Meyer RJ, Beard ME, Ardagh MW, Henderson S. N. Zeal. Med. J. 2000; 113(1102): 11-13.

Affiliation

Christchurch Hospital.

Copyright

(Copyright © 2000, New Zealand Medical Association)

DOI

unavailable

PMID

10738494

Abstract

AIMS: This study examines clinical experience with methanol poisoning during a one-year period. METHODS: All admissions with the diagnosis of suspected methanol toxicity were analysed and the current guidelines for the management of this problem were reviewed. RESULTS: Twenty-four subjects were identified. Most had a history of chronic use of methylated spirits. Four died before admission to hospital and the other 20 patients had 26 admissions to hospital and form the basis for this report. Four patients died in the Intensive Care Unit. In total 11 patients were admitted to the Intensive Care Unit.
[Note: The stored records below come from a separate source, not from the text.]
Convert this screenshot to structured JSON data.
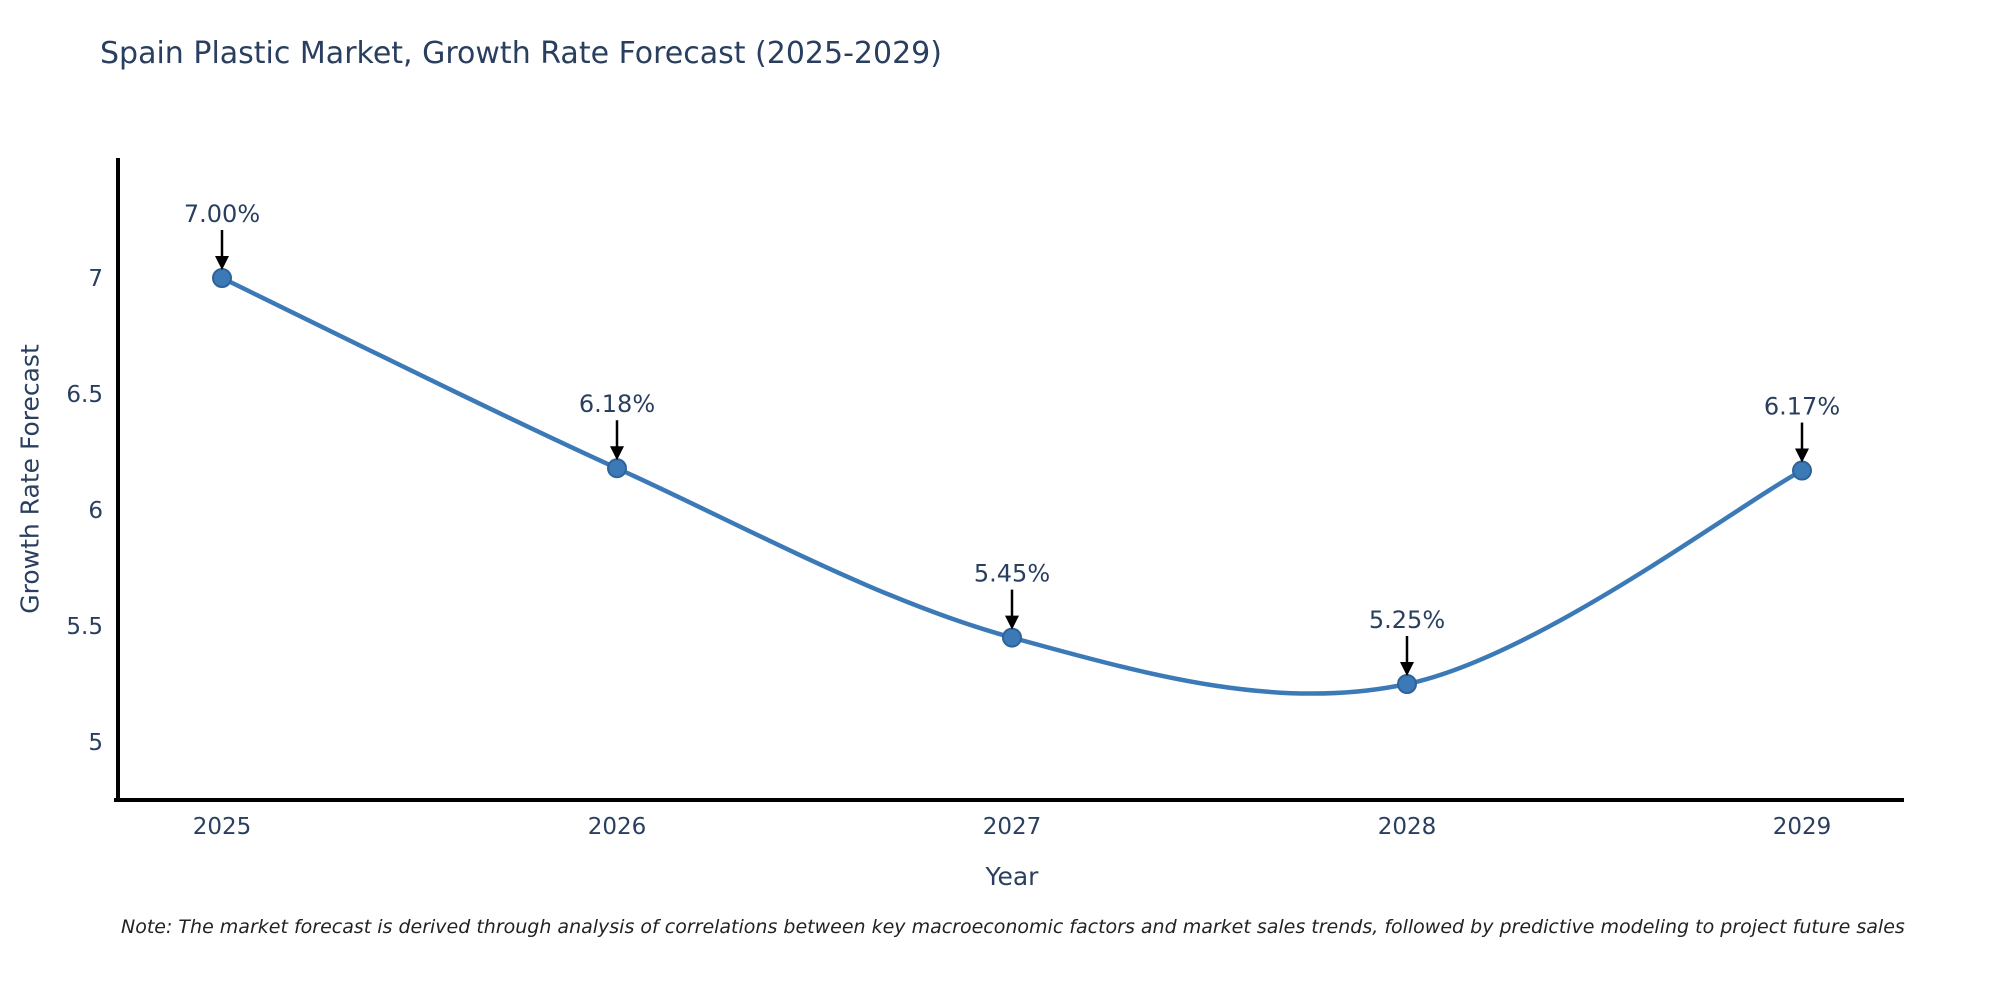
{
  "title": "Spain Plastic Market, Growth Rate Forecast (2025-2029)",
  "chart_data": {
    "type": "line",
    "line_shape": "spline",
    "title": "Spain Plastic Market, Growth Rate Forecast (2025-2029)",
    "xlabel": "Year",
    "ylabel": "Growth Rate Forecast",
    "categories": [
      "2025",
      "2026",
      "2027",
      "2028",
      "2029"
    ],
    "series": [
      {
        "name": "Growth Rate Forecast",
        "values": [
          7.0,
          6.18,
          5.45,
          5.25,
          6.17
        ]
      }
    ],
    "point_labels": [
      "7.00%",
      "6.18%",
      "5.45%",
      "5.25%",
      "6.17%"
    ],
    "y_ticks": [
      5,
      5.5,
      6,
      6.5,
      7
    ],
    "ylim": [
      4.75,
      7.5
    ],
    "grid": false,
    "legend_position": "none",
    "colors": {
      "line": "#3c7ab7",
      "marker_fill": "#3c7ab7",
      "marker_edge": "#2d6399",
      "axis_line": "#000000",
      "text": "#2a3f5f",
      "annotation_arrow": "#000000"
    }
  },
  "note": "Note: The market forecast is derived through analysis of correlations between key macroeconomic factors and market sales trends, followed by predictive modeling to project future sales"
}
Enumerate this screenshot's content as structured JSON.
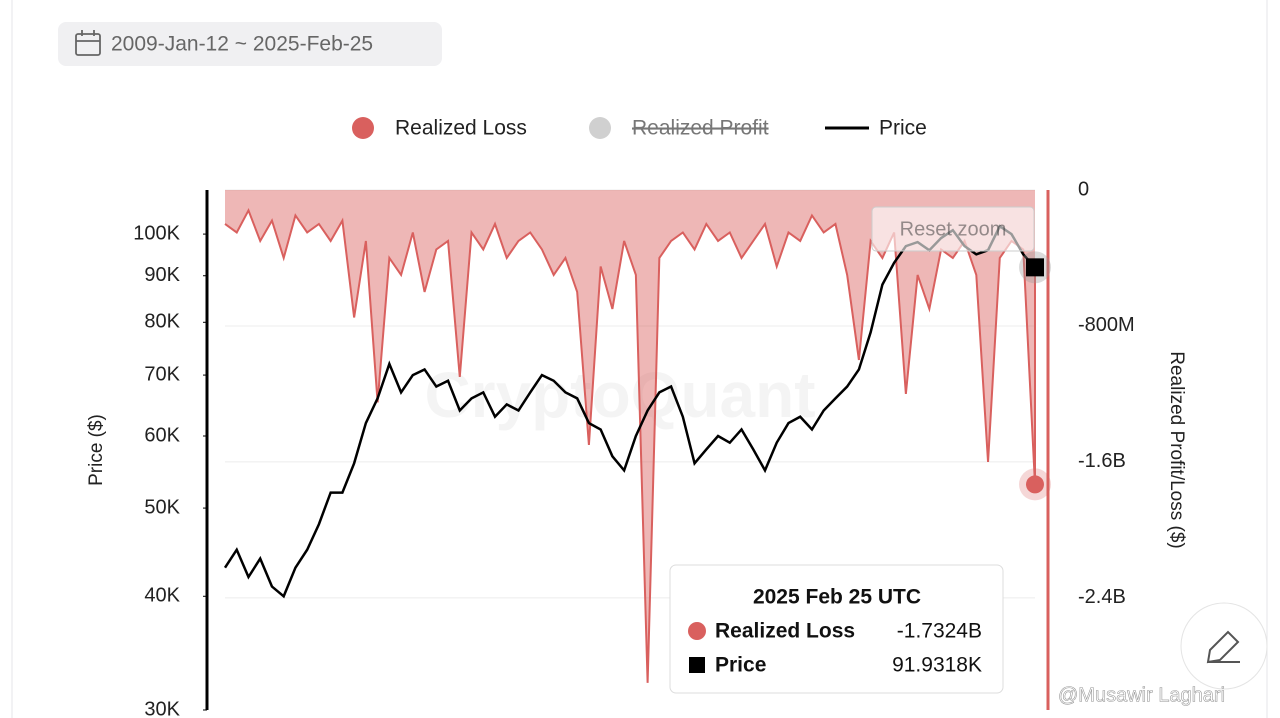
{
  "date_range": "2009-Jan-12 ~ 2025-Feb-25",
  "watermark": "CryptoQuant",
  "credit": "@Musawir Laghari",
  "reset_button": "Reset zoom",
  "chart_data": {
    "type": "line",
    "y_label": "Price ($)",
    "y2_label": "Realized Profit/Loss ($)",
    "ylim": [
      30000,
      111800
    ],
    "log_y": true,
    "yticks": [
      {
        "value": 30000,
        "label": "30K"
      },
      {
        "value": 40000,
        "label": "40K"
      },
      {
        "value": 50000,
        "label": "50K"
      },
      {
        "value": 60000,
        "label": "60K"
      },
      {
        "value": 70000,
        "label": "70K"
      },
      {
        "value": 80000,
        "label": "80K"
      },
      {
        "value": 90000,
        "label": "90K"
      },
      {
        "value": 100000,
        "label": "100K"
      }
    ],
    "y2lim": [
      0,
      -3060000000
    ],
    "y2ticks": [
      0,
      {
        "value": -800000000,
        "label": "-800M"
      },
      {
        "value": -1600000000,
        "label": "-1.6B"
      },
      {
        "value": -2400000000,
        "label": "-2.4B"
      }
    ],
    "grid": true,
    "legend": "top",
    "series": [
      {
        "name": "Realized Loss",
        "color": "#d9605e",
        "axis": "y2",
        "kind": "area",
        "values": [
          -200000000,
          -250000000,
          -120000000,
          -300000000,
          -180000000,
          -400000000,
          -150000000,
          -250000000,
          -200000000,
          -300000000,
          -180000000,
          -750000000,
          -300000000,
          -1250000000,
          -400000000,
          -500000000,
          -250000000,
          -600000000,
          -350000000,
          -300000000,
          -1100000000,
          -250000000,
          -350000000,
          -200000000,
          -400000000,
          -300000000,
          -250000000,
          -350000000,
          -500000000,
          -400000000,
          -600000000,
          -1500000000,
          -450000000,
          -700000000,
          -300000000,
          -500000000,
          -2900000000,
          -400000000,
          -300000000,
          -250000000,
          -350000000,
          -200000000,
          -300000000,
          -250000000,
          -400000000,
          -300000000,
          -200000000,
          -450000000,
          -250000000,
          -300000000,
          -150000000,
          -250000000,
          -200000000,
          -500000000,
          -1000000000,
          -300000000,
          -400000000,
          -250000000,
          -1200000000,
          -500000000,
          -700000000,
          -350000000,
          -400000000,
          -300000000,
          -500000000,
          -1600000000,
          -400000000,
          -300000000,
          -350000000,
          -1732400000
        ]
      },
      {
        "name": "Realized Profit",
        "color": "#d0d0d0",
        "hidden": true,
        "values": []
      },
      {
        "name": "Price",
        "color": "#000000",
        "kind": "line",
        "values": [
          43000,
          45000,
          42000,
          44000,
          41000,
          40000,
          43000,
          45000,
          48000,
          52000,
          52000,
          56000,
          62000,
          66000,
          72000,
          67000,
          70000,
          71000,
          68000,
          69000,
          64000,
          66000,
          67000,
          63000,
          65000,
          64000,
          67000,
          70000,
          69000,
          67000,
          66000,
          62000,
          61000,
          57000,
          55000,
          60000,
          64000,
          67000,
          68000,
          63000,
          56000,
          58000,
          60000,
          59000,
          61000,
          58000,
          55000,
          59000,
          62000,
          63000,
          61000,
          64000,
          66000,
          68000,
          71000,
          78000,
          88000,
          93000,
          97000,
          98000,
          96000,
          99000,
          101000,
          97000,
          95000,
          96000,
          102000,
          100000,
          95000,
          91931.8
        ]
      }
    ],
    "tooltip": {
      "title": "2025 Feb 25 UTC",
      "loss_label": "-1.7324B",
      "price_label": "91.9318K"
    }
  }
}
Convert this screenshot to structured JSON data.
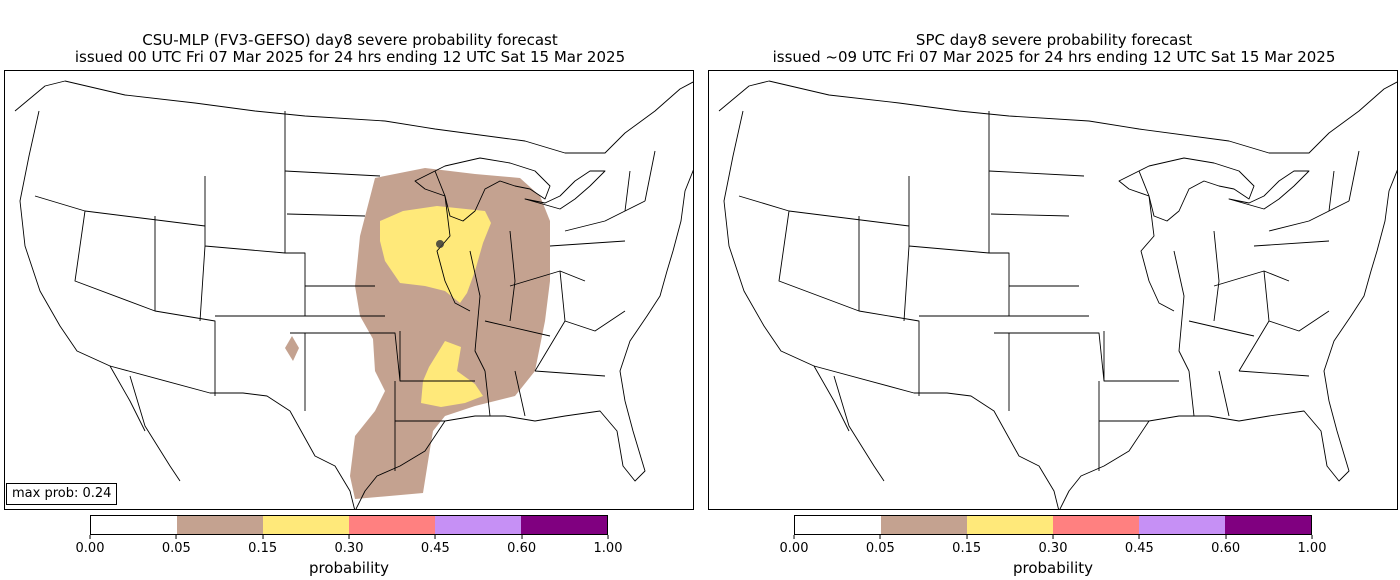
{
  "left_panel": {
    "title_line1": "CSU-MLP (FV3-GEFSO) day8 severe probability forecast",
    "title_line2": "issued 00 UTC Fri 07 Mar 2025 for 24 hrs ending 12 UTC Sat 15 Mar 2025",
    "max_prob_label": "max prob: 0.24",
    "colorbar_label": "probability"
  },
  "right_panel": {
    "title_line1": "SPC day8 severe probability forecast",
    "title_line2": "issued ~09 UTC Fri 07 Mar 2025 for 24 hrs ending 12 UTC Sat 15 Mar 2025",
    "colorbar_label": "probability"
  },
  "colorbar": {
    "ticks": [
      "0.00",
      "0.05",
      "0.15",
      "0.30",
      "0.45",
      "0.60",
      "1.00"
    ],
    "colors": [
      "#ffffff",
      "#c4a290",
      "#ffe97a",
      "#ff8080",
      "#c690f5",
      "#800080"
    ]
  },
  "map_colors": {
    "prob_005_015": "#c4a290",
    "prob_015_030": "#ffe97a",
    "outline": "#000000",
    "marker": "#3a3a3a"
  }
}
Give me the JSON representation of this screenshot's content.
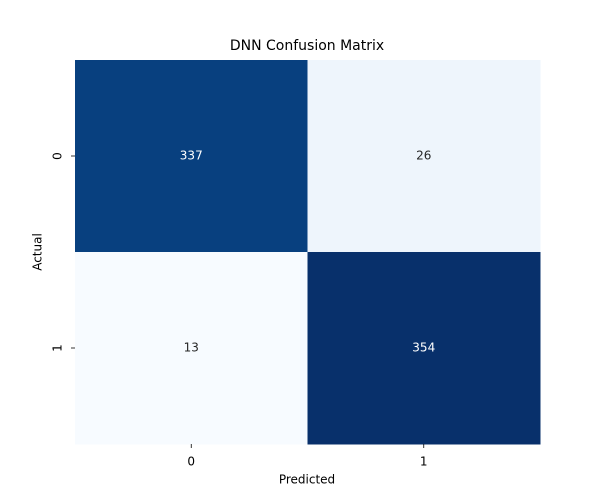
{
  "chart_data": {
    "type": "heatmap",
    "title": "DNN Confusion Matrix",
    "x_label": "Predicted",
    "y_label": "Actual",
    "x_categories": [
      "0",
      "1"
    ],
    "y_categories": [
      "0",
      "1"
    ],
    "values": [
      [
        337,
        26
      ],
      [
        13,
        354
      ]
    ],
    "colors": [
      [
        "#08407f",
        "#eef5fc"
      ],
      [
        "#f7fbff",
        "#08306b"
      ]
    ]
  }
}
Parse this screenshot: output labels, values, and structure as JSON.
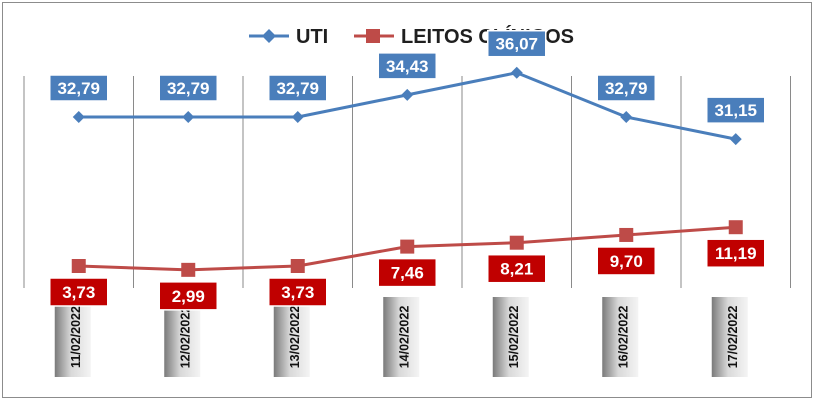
{
  "chart_data": {
    "type": "line",
    "title": "",
    "xlabel": "",
    "ylabel": "",
    "categories": [
      "11/02/2022",
      "12/02/2022",
      "13/02/2022",
      "14/02/2022",
      "15/02/2022",
      "16/02/2022",
      "17/02/2022"
    ],
    "series": [
      {
        "name": "UTI",
        "color": "#4a7ebb",
        "marker": "diamond",
        "values": [
          32.79,
          32.79,
          32.79,
          34.43,
          36.07,
          32.79,
          31.15
        ],
        "labels": [
          "32,79",
          "32,79",
          "32,79",
          "34,43",
          "36,07",
          "32,79",
          "31,15"
        ]
      },
      {
        "name": "LEITOS CLÍNICOS",
        "color": "#be4b48",
        "label_color": "#c00000",
        "marker": "square",
        "values": [
          3.73,
          2.99,
          3.73,
          7.46,
          8.21,
          9.7,
          11.19
        ],
        "labels": [
          "3,73",
          "2,99",
          "3,73",
          "7,46",
          "8,21",
          "9,70",
          "11,19"
        ]
      }
    ],
    "legend_position": "top",
    "grid": "vertical"
  }
}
Seven patients received haemodialysis. There was no correlation between the methanol level and the outcome. The strongest predictor of death or a poor outcome was a blood pH < 7.0. Some patients, in spite of potentially lethal methanol levels of up to 160 mmol/L, did not develop signs of toxicity. CONCLUSIONS: The overall mortality was high and ethanol was given to most of the patients for up to several days. Some patients did not show any toxicity and some of those were not given ethanol. It is recommended that chronic meths drinkers, who are not acidaemic and are generally well, do not require ethanol treatment. Only the complete removal of methanol from methylated spirits will reduce the morbidity of this condition.